Walden University DIT Review

Discussion in 'IT and Computer-Related Degrees' started by jam937, Jul 19, 2016.

  1. jam937

    jam937 New Member

    This review is long.

    I thought I would share some information on the Walden University Doctor of Information Technology (DIT) program now that I have been enrolled for two years. It is a fully online program but you are required to attend two in-person residencies during your program. These are four days long and typically held in a large city like Atlanta. The residencies are pretty good. Lots of information, networking with fellow students, meeting faculty, attending various training sessions, etc.

    Keep in mind this program is still fairly new. It started 3 years ago and nobody has graduated from the program yet. In fact I don't believe anyone has passed the proposal and defense stage let alone started their research study. It is supposed to be a 2.5 to 3 year program if you have a masters but it will likely take 3.5 years or more for most to complete. There is one student I believe is close to the 3 year mark with likely another full year to go. They also claim the cost to be $35,000 but that is everything is perfect which will never happen. The actual cost for most will be $45,000 or more. More on this later. Their website is a bit misleading about the time and cost.

    The course work and instructors are very good. Like typical online courses they require weekly discussions, assignments, etc. The weekly discussions are very active with lots of back and forth between everyone. I don't remember any exams. All assignments are mostly written assignments with a few projects in some courses. Some courses require PowerPoint presentations with audio.

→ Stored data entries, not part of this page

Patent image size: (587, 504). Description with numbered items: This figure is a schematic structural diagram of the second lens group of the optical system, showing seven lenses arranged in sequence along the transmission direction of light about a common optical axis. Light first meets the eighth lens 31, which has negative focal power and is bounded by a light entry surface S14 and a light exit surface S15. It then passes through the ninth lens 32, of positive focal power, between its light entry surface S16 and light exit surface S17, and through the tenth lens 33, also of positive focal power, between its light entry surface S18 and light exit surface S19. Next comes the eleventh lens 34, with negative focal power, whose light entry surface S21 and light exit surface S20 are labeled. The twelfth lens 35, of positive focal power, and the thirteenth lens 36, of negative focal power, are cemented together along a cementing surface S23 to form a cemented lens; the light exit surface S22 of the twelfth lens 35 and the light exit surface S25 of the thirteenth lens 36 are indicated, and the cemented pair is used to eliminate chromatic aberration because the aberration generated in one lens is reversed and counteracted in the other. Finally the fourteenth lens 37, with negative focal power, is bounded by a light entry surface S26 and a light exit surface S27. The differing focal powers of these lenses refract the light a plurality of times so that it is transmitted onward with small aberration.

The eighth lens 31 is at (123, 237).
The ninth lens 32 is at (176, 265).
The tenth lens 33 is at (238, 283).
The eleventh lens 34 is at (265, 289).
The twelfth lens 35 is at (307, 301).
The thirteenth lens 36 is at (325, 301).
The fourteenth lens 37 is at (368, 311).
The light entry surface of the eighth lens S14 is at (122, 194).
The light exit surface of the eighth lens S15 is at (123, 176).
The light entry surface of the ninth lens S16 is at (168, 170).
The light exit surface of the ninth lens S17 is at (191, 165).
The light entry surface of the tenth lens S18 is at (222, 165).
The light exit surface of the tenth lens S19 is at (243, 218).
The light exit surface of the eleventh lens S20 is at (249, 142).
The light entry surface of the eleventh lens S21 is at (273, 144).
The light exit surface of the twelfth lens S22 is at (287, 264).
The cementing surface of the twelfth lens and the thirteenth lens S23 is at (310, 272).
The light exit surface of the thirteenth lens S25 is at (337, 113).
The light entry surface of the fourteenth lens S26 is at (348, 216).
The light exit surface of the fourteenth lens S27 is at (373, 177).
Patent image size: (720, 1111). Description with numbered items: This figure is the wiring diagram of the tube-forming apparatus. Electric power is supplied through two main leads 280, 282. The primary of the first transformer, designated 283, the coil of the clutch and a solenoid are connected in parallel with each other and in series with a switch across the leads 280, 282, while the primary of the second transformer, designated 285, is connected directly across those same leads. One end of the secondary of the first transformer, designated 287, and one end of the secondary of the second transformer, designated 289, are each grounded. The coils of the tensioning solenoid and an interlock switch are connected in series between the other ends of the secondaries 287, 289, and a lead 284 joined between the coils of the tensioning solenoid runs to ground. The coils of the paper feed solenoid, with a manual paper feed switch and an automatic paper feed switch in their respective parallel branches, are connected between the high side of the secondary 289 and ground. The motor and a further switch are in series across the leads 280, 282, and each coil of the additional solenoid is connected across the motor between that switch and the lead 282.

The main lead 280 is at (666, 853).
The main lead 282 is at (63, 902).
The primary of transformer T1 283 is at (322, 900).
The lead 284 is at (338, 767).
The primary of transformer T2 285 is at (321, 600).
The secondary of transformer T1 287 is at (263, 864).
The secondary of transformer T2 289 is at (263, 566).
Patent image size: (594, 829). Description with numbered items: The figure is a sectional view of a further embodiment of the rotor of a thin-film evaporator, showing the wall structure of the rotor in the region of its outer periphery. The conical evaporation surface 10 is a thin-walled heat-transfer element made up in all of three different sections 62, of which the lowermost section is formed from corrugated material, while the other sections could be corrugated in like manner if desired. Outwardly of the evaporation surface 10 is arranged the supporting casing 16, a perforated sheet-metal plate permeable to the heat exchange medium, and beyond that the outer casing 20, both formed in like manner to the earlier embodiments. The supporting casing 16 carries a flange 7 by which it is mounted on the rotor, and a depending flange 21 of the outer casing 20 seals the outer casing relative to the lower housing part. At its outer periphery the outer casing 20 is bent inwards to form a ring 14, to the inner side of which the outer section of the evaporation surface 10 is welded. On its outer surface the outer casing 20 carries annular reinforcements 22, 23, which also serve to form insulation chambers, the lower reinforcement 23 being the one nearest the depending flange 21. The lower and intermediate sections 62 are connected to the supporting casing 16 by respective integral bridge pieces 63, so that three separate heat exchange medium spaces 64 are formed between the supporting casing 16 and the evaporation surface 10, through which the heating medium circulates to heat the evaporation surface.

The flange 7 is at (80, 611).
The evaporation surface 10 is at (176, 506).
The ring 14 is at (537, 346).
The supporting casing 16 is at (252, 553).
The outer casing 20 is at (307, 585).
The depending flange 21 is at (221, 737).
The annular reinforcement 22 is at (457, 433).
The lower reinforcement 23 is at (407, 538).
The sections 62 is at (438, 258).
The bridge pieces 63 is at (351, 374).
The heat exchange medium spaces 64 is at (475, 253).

    Once you complete your course work you move on to the doctoral study phase. This is similar to a dissertation. This is where the program takes a turn for the worse and all students really struggle. After two years the program requirements are still not fully completed. There are sections that still say "This section will be updated shortly." It is very difficult to write a section of your doctoral study when the instructions are not yet completed. There is only one main faculty member creating all the instructions and he has too much on his plate. He knows what he wants but other faculty and students do not because there is not adequate documentation. This lack of documentation is causing students to extend their enrollment adding both time and costs to their degree.

    After your proposal is reviewed you must defend your proposal via a Google hangout video call with your chairs. Nobody knows exactly what this will involve as nobody in the DIT program has reached this stage yet. If your defense is successful you then get IRB approval for your study, conduct your study, write up the results, go through the review processes again, write your abstract and get final approval from the chief academic office. Again, nobody in the DIT program has gone through any of these steps yet.

    There are very few resources for DIT students and getting help with your doctoral study from faculty is very time intensive. At various stages you submit your study for review by your first and second chair. Each person is supposed to complete the review within 2 weeks, but this does not always happen. Sometimes they will not even review your entire paper just a few sections. I don't believe any DIT student has successfully passed the review stage.

    During your doctoral study phase you must be enrolled which costs $2,500 for every 2 month term with a 10 month minimum. So every time your study is delayed beyond the 10 month minimum it costs more money.

    If you want more one-on-one time with faculty you can "pay" to attend an "intensive" retreat where they say you will get more one-on-one time with faculty to help you. I never understood this because it seems like you are paying extra for help you should already be getting. Not to mention the travel costs.

    One final note on the time factor. They require 85% of your references to be within 5 years of your graduation date. So if your study gets delayed and you fall below this 85% rule then you have to replace older references with newer ones. This can be very time consuming to find and read an article then revise your study.

    The interaction with faculty during your doctoral study phase is minimal. One phone call every 1-2 weeks and email in between. You are mostly on your own and will need to rely heavily on students who are ahead of you. Those at the front are taking the biggest hits in terms of time and costs as they are on their own.

    If anyone has any specific questions feel free to PM me.
  2. Kizmet

    Kizmet Moderator

    It's always good to get first hand accounts of these programs. Thanks.
  3. jam937

    jam937 New Member

    I guess I should state my advice if considering Walden University. I would not enroll until some students have actually graduated from the program. The main issue is that it is a new program and there are several issues they haven't quite resolved. Waiting until a few students have made it all the way through will allow more time for the school to resolve these issues.
  4. RFValve

    RFValve Well-Known Member

    I wouldn't be concerned about quality and delivery as Walden has a long history of delivering DL programs. My concern would be the utility of the program, as IT is a field that relies more on certifications and experience, the question is if the market would be able to recognize the investment and time into the DIT program. As it is not a PhD, the DIT program would have little utility for academic jobs other than adjunct positions so the main target is industry jobs, would companies would be willing to offer executive IT positions to DIT graduates?
    My guess is that some might be able to benefit from this program career wise while others might not so much depending on their experience. As the professional doctorate in IT is a relatively new concept, my guess is that not so many in industry would know what it is.